2019-12-10 Thread OpenStack Infra
Reviewed:  https://review.opendev.org/689861
Committed: 
https://git.openstack.org/cgit/openstack/nova/commit/?id=3f9411071d4c1a04ab0b68fd635597bf6959c0ca
Submitter: Zuul
Branch:master

commit 3f9411071d4c1a04ab0b68fd635597bf6959c0ca
Author: Sean Mooney 
Date:   Mon Oct 21 16:17:17 2019 +

Disable NUMATopologyFilter on rebuild

This change leverages the new NUMA constraint checking added in
in I0322d872bdff68936033a6f5a54e8296a6fb3434 to allow the
NUMATopologyFilter to be skipped on rebuild.

As the new behavior of rebuild enfroces that no changes
to the numa constraints are allowed on rebuild we no longer
need to execute the NUMATopologyFilter. Previously
the NUMATopologyFilter would process the rebuild request
as if it was a request to spawn a new instnace as the
numa_fit_instance_to_host function is not rebuild aware.

As such prior to this change a rebuild would only succeed
if a host had enough additional capacity for a second instance
on the same host meeting the requirement of the new image and
existing flavor. This behavior was incorrect on two counts as
a rebuild uses a noop claim. First the resouce usage cannot
change so it was incorrect to require the addtional capacity
to rebuild an instance. Secondly it was incorrect not to assert
the resouce usage remained the same.

I0322d872bdff68936033a6f5a54e8296a6fb3434 adressed guarding the
rebuild against altering the resouce usage and this change
allows in place rebuild.

This change found a latent bug that will be adressed in a follow
up change and updated the functional tests to note the incorrect
behavior.

Change-Id: I48bccc4b9adcac3c7a3e42769c11fdeb8f6fd132
Closes-Bug: #1804502
Implements: blueprint inplace-rebuild-of-numa-instances


** Changed in: nova
   Status: In Progress => Fix Released

-- 
You received this bug notification because you are a member of Yahoo!
Engineering Team, which is subscribed to OpenStack Compute (nova).
https://bugs.launchpad.net/bugs/1804502

Title:
  Rebuild server with NUMATopologyFilter enabled fails (in some cases)

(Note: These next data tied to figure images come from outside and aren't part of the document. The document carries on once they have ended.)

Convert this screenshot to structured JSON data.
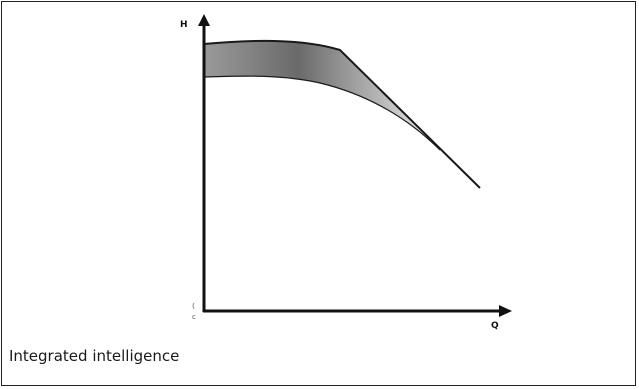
{
  "figure": {
    "caption": "Integrated intelligence",
    "y_axis_label": "H",
    "x_axis_label": "Q",
    "origin_label": "c",
    "colors": {
      "frame": "#222222",
      "axis": "#111111",
      "band_dark": "#6a6a6a",
      "band_mid": "#9a9a9a",
      "band_light": "#e6e6e6",
      "curve": "#1a1a1a"
    }
  }
}
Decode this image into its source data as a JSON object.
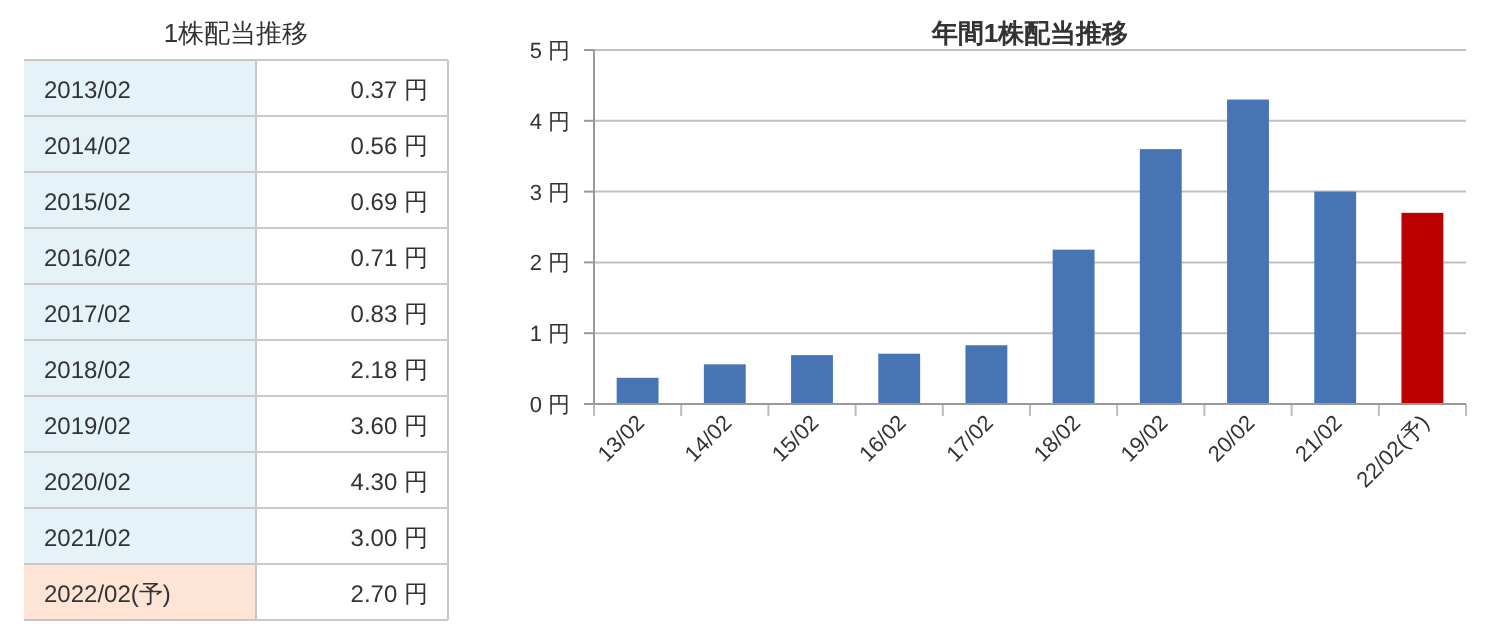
{
  "chart_data": [
    {
      "type": "other",
      "title": "1株配当推移",
      "annotations": [
        "2013/02",
        "0.37 円",
        "2014/02",
        "0.56 円",
        "2015/02",
        "0.69 円",
        "2016/02",
        "0.71 円",
        "2017/02",
        "0.83 円",
        "2018/02",
        "2.18 円",
        "2019/02",
        "3.60 円",
        "2020/02",
        "4.30 円",
        "2021/02",
        "3.00 円",
        "2022/02(予)",
        "2.70 円"
      ]
    },
    {
      "type": "bar",
      "title": "年間1株配当推移",
      "categories": [
        "13/02",
        "14/02",
        "15/02",
        "16/02",
        "17/02",
        "18/02",
        "19/02",
        "20/02",
        "21/02",
        "22/02(予)"
      ],
      "values": [
        0.37,
        0.56,
        0.69,
        0.71,
        0.83,
        2.18,
        3.6,
        4.3,
        3.0,
        2.7
      ],
      "colors": [
        "#4674b5",
        "#4674b5",
        "#4674b5",
        "#4674b5",
        "#4674b5",
        "#4674b5",
        "#4674b5",
        "#4674b5",
        "#4674b5",
        "#bb0000"
      ],
      "ylim": [
        0,
        5
      ],
      "yticks": [
        {
          "value": 0,
          "label": "0 円"
        },
        {
          "value": 1,
          "label": "1 円"
        },
        {
          "value": 2,
          "label": "2 円"
        },
        {
          "value": 3,
          "label": "3 円"
        },
        {
          "value": 4,
          "label": "4 円"
        },
        {
          "value": 5,
          "label": "5 円"
        }
      ],
      "grid": "y"
    }
  ]
}
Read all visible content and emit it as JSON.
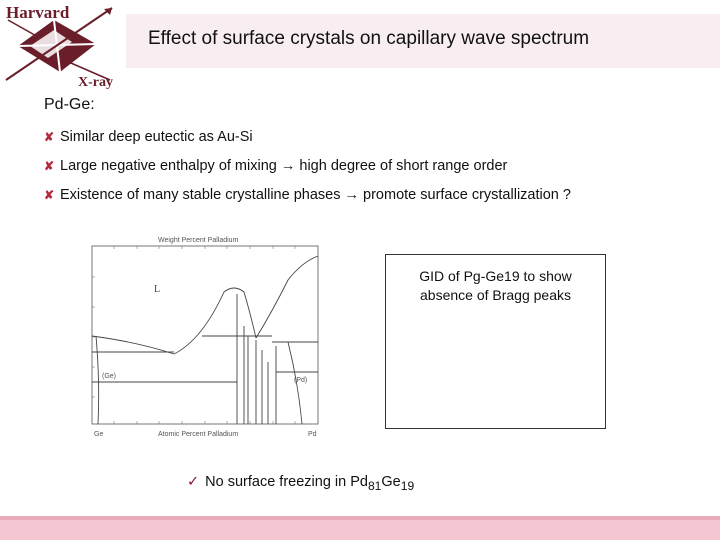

Status in OpenStack Compute (nova):
  Fix Released

Bug description:
  Description
  ===
  server rebuild will fail in nova scheduler on NUMATopologyFilter if the 
computes do not have enough capacity (even though clearly the running server is 
already accounted into that calculation)

  to resolve the issue a fix is required in NUMATopologyFilter to not
  perform the rebuild operation in the case that the request is due to
  rebuild.

  the result of such a case will be that server rebuild will fail with
  error of "no valid host found"

  (do not mix resize with rebuild functions...)

  Steps to reproduce
  ==

  1. create a flavor that contain metadata that will point to a specific 
compute (use host aggregate with same key:value metadata
  make sure flavor contain topology related metadata:
  hw:cpu_cores='1', hw:cpu_policy='dedicated', hw:cpu_sockets='6', 
hw:cpu_thread_policy='prefer', hw:cpu_threads='1', hw:mem_page_size='large', 
location='area51'

  2. create a server on that compute (preferably using heat stack)
  3. (try to) rebuild the server using stack update
  4. issue reproduced

  Expected result
  ===
  server in an active running state (if image was replaced in the rebuild 
command than with a reference to the new image in the server details.

  Actual result
  =
  server in error state with error of no valid host found.

  Message
  No valid host was found. There are not enough hosts available.
  Code
  500
  Details
  File "/usr/lib/python2.7/site-packages/nova/conductor/manager.py", line 966, 
in rebuild_instance return_alternates=False) File 
"/usr/lib/python2.7/site-packages/nova/conductor/manager.py", line 723, in 
_schedule_instances return_alternates=return_alternates) File 
"/usr/lib/python2.7/site-packages/nova/scheduler/utils.py", line 907, in 
wrapped return func(*args, **kwargs) File 
"/usr/lib/python2.7/site-packages/nova/scheduler/client/__init__.py", line 53, 
in select_destinations instance_uuids, return_objects, return_alternates) File 
"/usr/lib/python2.7/site-packages/nova/scheduler/client/__init__.py", line 37, 
in __run_method return getattr(self.instance, __name)(*args, **kwargs) File 
"/usr/lib/python2.7/site-packages/nova/scheduler/client/query.py", line 42, in 
select_destinations instance_uuids, return_objects, return_alternates) File 
"/usr/lib/python2.7/site-packages/nova/scheduler/rpcapi.py", line 158, in 
select_destinations return cctxt.call(ctxt, 'select_destinations', **msg_args) 
File "/usr/lib/python2.7/site-packages/oslo_messaging/rpc/client.py", line 179, 
in call retry=self.retry) File 
"/usr/lib/python2.7/site-packages/oslo_messaging/transport.py", line 133, in 
_send retry=retry) File 

[Yahoo-eng-team] [Bug 1855752] Re: Inappropriate HTTP error status from os-server-external-events

2019-12-10 Thread OpenStack Infra
Reviewed:  https://review.opendev.org/698037
Committed: 
https://git.openstack.org/cgit/openstack/nova/commit/?id=e6f742544432d6066f1fba4666580919eb7859bd
Submitter: Zuul
Branch:master

commit e6f742544432d6066f1fba4666580919eb7859bd
Author: Eric Fried 
Date:   Mon Dec 9 09:58:53 2019 -0600

Nix os-server-external-events 404 condition

The POST /os-server-external-events API had the following confusing
behavior:

With multiple events in the payload, if *some* (but not all) were
dropped, the HTTP response was 207, with per-event 4xx error codes in
the payload. But if *all* of the events were dropped, the overall HTTP
response was 404 with no payload. Thus, especially for consumers sending
only one event at a time, it was impossible to distinguish e.g. "you
tried to send an event for a nonexistent instance" from "the instance
you specified hasn't landed on a host yet".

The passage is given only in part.